Edited to add: generalized joint pain throughout the experience and it sometimes felt that old uric acid cristals that are still in my feet and hands were calcifying :eek:
 
Last edited:

Gondwanaland

Senior Member
Messages
5,092
Update:
I slept really well this past night since I didn't have to take as much water as in the day before. Woke up at 7:10 (the alarm was set for 7:30), got up and accomplished A LOT this morning (overexerting, I know).

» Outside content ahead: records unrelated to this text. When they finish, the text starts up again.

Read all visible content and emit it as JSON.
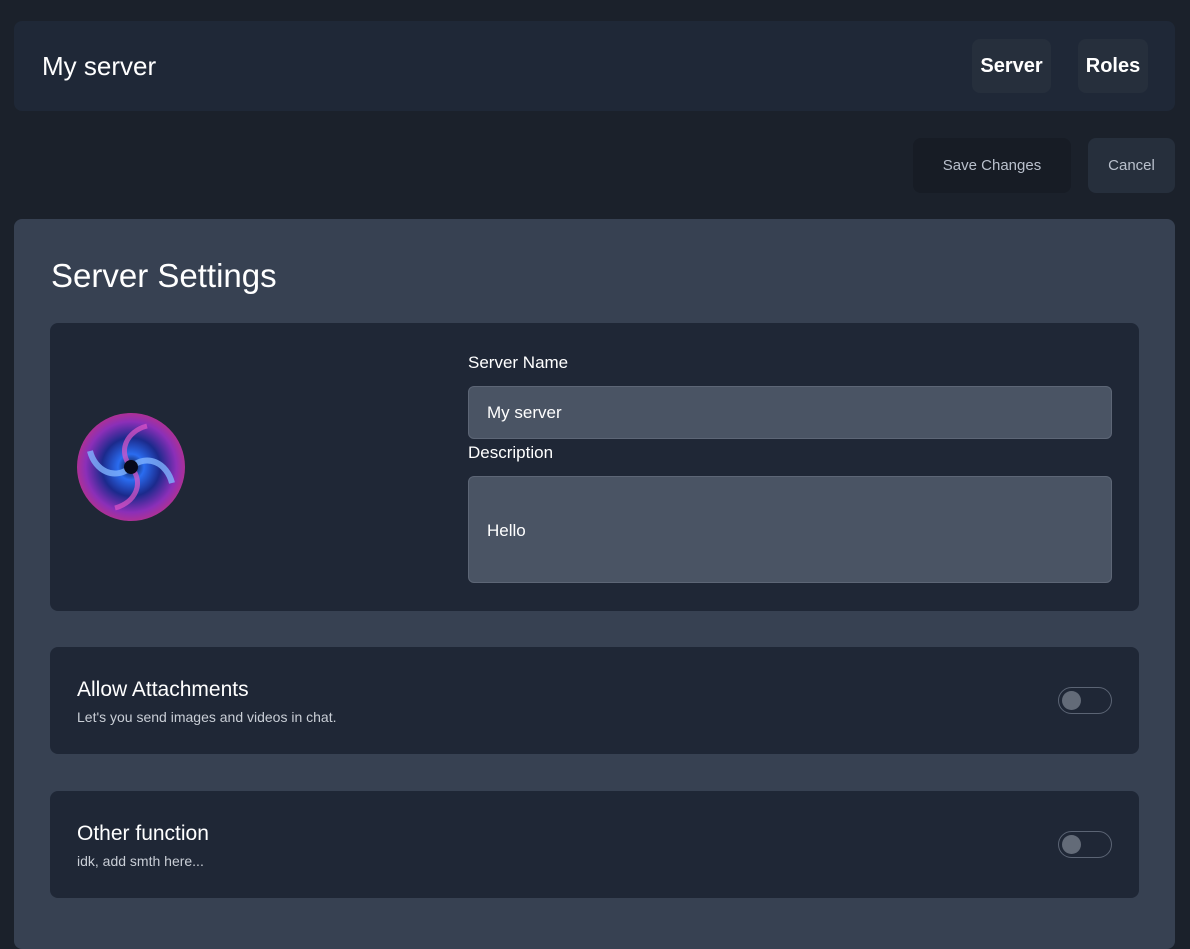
{
  "header": {
    "title": "My server",
    "nav": {
      "server_label": "Server",
      "roles_label": "Roles"
    }
  },
  "actions": {
    "save_label": "Save Changes",
    "cancel_label": "Cancel"
  },
  "settings": {
    "title": "Server Settings",
    "server_name": {
      "label": "Server Name",
      "value": "My server"
    },
    "description": {
      "label": "Description",
      "value": "Hello"
    },
    "options": [
      {
        "title": "Allow Attachments",
        "subtitle": "Let's you send images and videos in chat.",
        "enabled": false
      },
      {
        "title": "Other function",
        "subtitle": "idk, add smth here...",
        "enabled": false
      }
    ]
  },
  "colors": {
    "background": "#1b212b",
    "header": "#1f2837",
    "panel": "#374152",
    "card": "#1f2736",
    "input": "#4a5464"
  },
  "icons": {
    "avatar": "galaxy-swirl-server-avatar"
  }
}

The energy I feel is comparable to the mB12 start up. The main difference is that mB12 made every pain I ever had disappear completely, while K2-MK4 makes every pain I ever had reappear. I am even having the same well-defined / technicolor vision, and found the pink flowers in the street pretty. I can even smell that funky odor in my urine that mB12 caused too (detox!)

If I figure out a good anti inflammatory / antioxidant, or if when I see my dr later this month we figure out how I can take all the co-factors, I might keep taking it, perhaps at a lower dose and 1x weekly or 2x monthly. I wish I could figure out good binders to take the junk out of my body, but at this point I seem to overreact to anything I take. Psyllium was a disaster. Any ideas are welcome.